DOJ mengatakan USU tidak menepati janji tersebut.

“Empat setengah tahun setelah pemberitahuan awal kami kepada Universitas tentang temuan kami terkait program sepak bola, masih ada bukti yang mengkhawatirkan tentang budaya dan iklim yang memusuhi secara seksual yang menyebar luas dalam program sepak bola dan di (mantan) pimpinan senior di Departemen Atletik,” kata surat yang dikeluarkan pada 21 Agustus. “Lingkungan ini dibiarkan tumbuh dan memburuk karena tanggapan yang tidak efektif, tidak adil, dan tidak tepat waktu.”

Surat ketidakpatuhan merujuk pada dua insiden spesifik dalam penolakannya terhadap upaya USU.

Dalam salah satu bagiannya, dijelaskan bagaimana mantan pelatih Blake Anderson melakukan “misi pencarian fakta” ​​sendiri menyelidiki tuduhan di balik penangkapan seorang pemain sepak bola pada tahun 2023 karena kekerasan dalam rumah tangga alih-alih melaporkannya kepada pejabat sekolah. Anderson, yang melakukan penyelidikan main hakim sendiri dengan pengawasan direktur atletik sementara Jerry Bovee, menolak untuk menskors pemain tersebut saat menyelidiki korban yang diduga dan rekan setim pemain tersebut tentang pertengkaran tersebut, kata surat itu. USU memecat Anderson pada bulan Juli karena “pelanggaran signifikan” terhadap kontraknya dan melanggar persyaratan pelaporan Judul IX. Bovee dan direktur pengembangan pemain Austin Albrecht, yang disebutkan dalam surat DOJ, juga dipecat karena gagal mematuhi kebijakan universitas terkait pelaporan pelanggaran seksual dan kekerasan dalam rumah tangga.

Yang kedua merinci pengalaman seorang spesialis yang didatangkan untuk memberikan pelatihan tentang pencegahan pelecehan seksual kepada sebagian tim sepak bola USU pada bulan Oktober. Spesialis tersebut melaporkan, menurut surat DOJ, bahwa selama pelatihan, “para pemain sepak bola secara kolektif mencemooh, mencibir, tertawa, dan berulang kali mengganggu pelatihan dengan komentar yang menyinggung berbau seks.” Dia dan DOJ menafsirkan tindakan mereka, dan kegagalan staf sepak bola untuk menengahi, sebagai “indikasi lain dari budaya dan iklim yang beracun dan contoh tidak hormat oleh anggota tim sepak bola atas upaya Universitas untuk mematuhi Judul IX dan Perjanjian (kepatuhan 2020).”
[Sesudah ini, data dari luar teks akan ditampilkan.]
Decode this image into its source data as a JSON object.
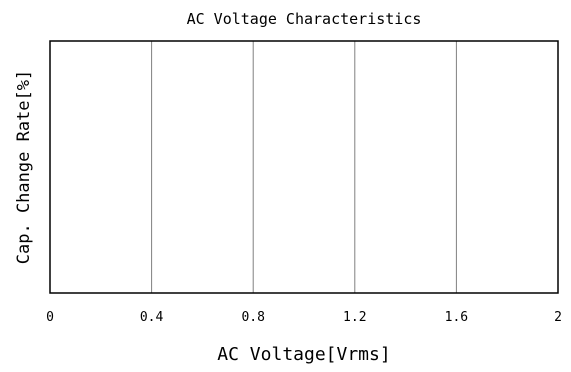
{
  "chart_data": {
    "type": "line",
    "title": "AC Voltage Characteristics",
    "xlabel": "AC Voltage[Vrms]",
    "ylabel": "Cap. Change Rate[%]",
    "xlim": [
      0,
      2
    ],
    "x_ticks": [
      0,
      0.4,
      0.8,
      1.2,
      1.6,
      2
    ],
    "x_tick_labels": [
      "0",
      "0.4",
      "0.8",
      "1.2",
      "1.6",
      "2"
    ],
    "grid": {
      "x": true,
      "y": false
    },
    "series": []
  },
  "colors": {
    "background": "#ffffff",
    "axis": "#000000",
    "grid": "#808080",
    "text": "#000000"
  }
}
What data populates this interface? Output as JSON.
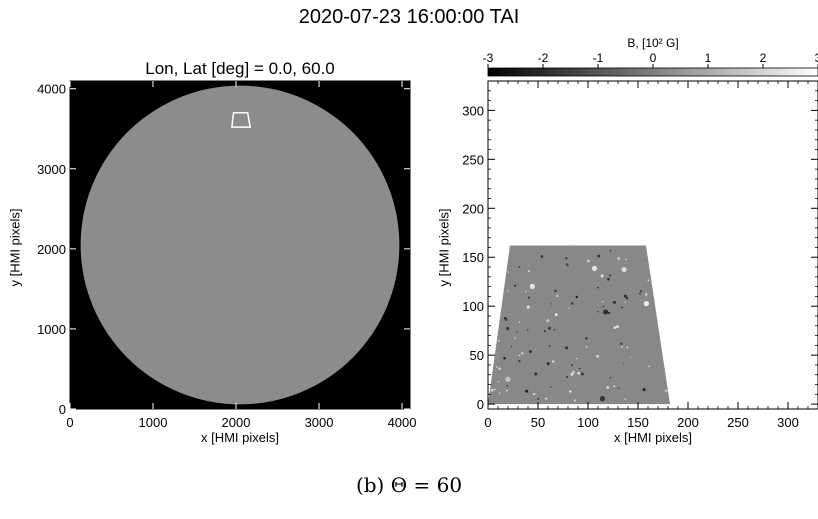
{
  "figure": {
    "main_title": "2020-07-23 16:00:00 TAI",
    "caption": "(b) Θ = 60"
  },
  "colors": {
    "disk": "#8c8c8c",
    "background_left": "#000000",
    "patch_mid": "#808080"
  },
  "chart_data": [
    {
      "type": "heatmap",
      "title": "Lon, Lat [deg] = 0.0, 60.0",
      "xlabel": "x [HMI pixels]",
      "ylabel": "y [HMI pixels]",
      "xlim": [
        0,
        4096
      ],
      "ylim": [
        0,
        4096
      ],
      "x_ticks": [
        "0",
        "1000",
        "2000",
        "3000",
        "4000"
      ],
      "y_ticks": [
        "0",
        "1000",
        "2000",
        "3000",
        "4000"
      ],
      "solar_disk": {
        "center": [
          2048,
          2048
        ],
        "radius": 1920
      },
      "patch_outline_x": [
        1970,
        2140,
        2170,
        1950
      ],
      "patch_outline_y": [
        3700,
        3700,
        3520,
        3520
      ]
    },
    {
      "type": "heatmap",
      "xlabel": "x [HMI pixels]",
      "ylabel": "y [HMI pixels]",
      "xlim": [
        0,
        330
      ],
      "ylim": [
        -5,
        330
      ],
      "x_ticks": [
        "0",
        "50",
        "100",
        "150",
        "200",
        "250",
        "300"
      ],
      "y_ticks": [
        "0",
        "50",
        "100",
        "150",
        "200",
        "250",
        "300"
      ],
      "colorbar": {
        "label": "B, [10² G]",
        "range": [
          -3,
          3
        ],
        "ticks": [
          "-3",
          "-2",
          "-1",
          "0",
          "1",
          "2",
          "3"
        ]
      },
      "patch_region_x": [
        0,
        22,
        158,
        182
      ],
      "patch_region_y": [
        0,
        162,
        162,
        0
      ]
    }
  ]
}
DOJ mengakui beberapa langkah yang telah diambil USU ke arah yang benar. Secara khusus, DOJ menyoroti pemecatan Anderson, Bovee, Albrecht, dan Amy Crosbie, direktur atletik asosiasi eksekutif untuk urusan internal karena melaporkan pelanggaran. Badan tersebut juga mencatat bahwa sekolah tersebut telah mempekerjakan seseorang untuk melakukan pelatihan tentang pelanggaran seksual dengan atlet dan staf mahasiswa.

Selain itu, sekolah tersebut mengatakan telah menambah staf di Kantor Ekuitasnya untuk menangani laporan dengan lebih baik dan berupaya “untuk menciptakan budaya pelaporan.” Sekolah tersebut juga mengidentifikasi enam langkah lain yang dapat segera diambil. Di antaranya adalah meningkatkan komunikasi antara Kantor Ekuitas dan staf atletik, menekankan kepada para pemain sepak bola bahwa pelecehan seksual tidak akan ditoleransi, dan memperbarui materi pelatihan untuk mencegah karyawan melakukan investigasi sendiri terhadap pelecehan seksual.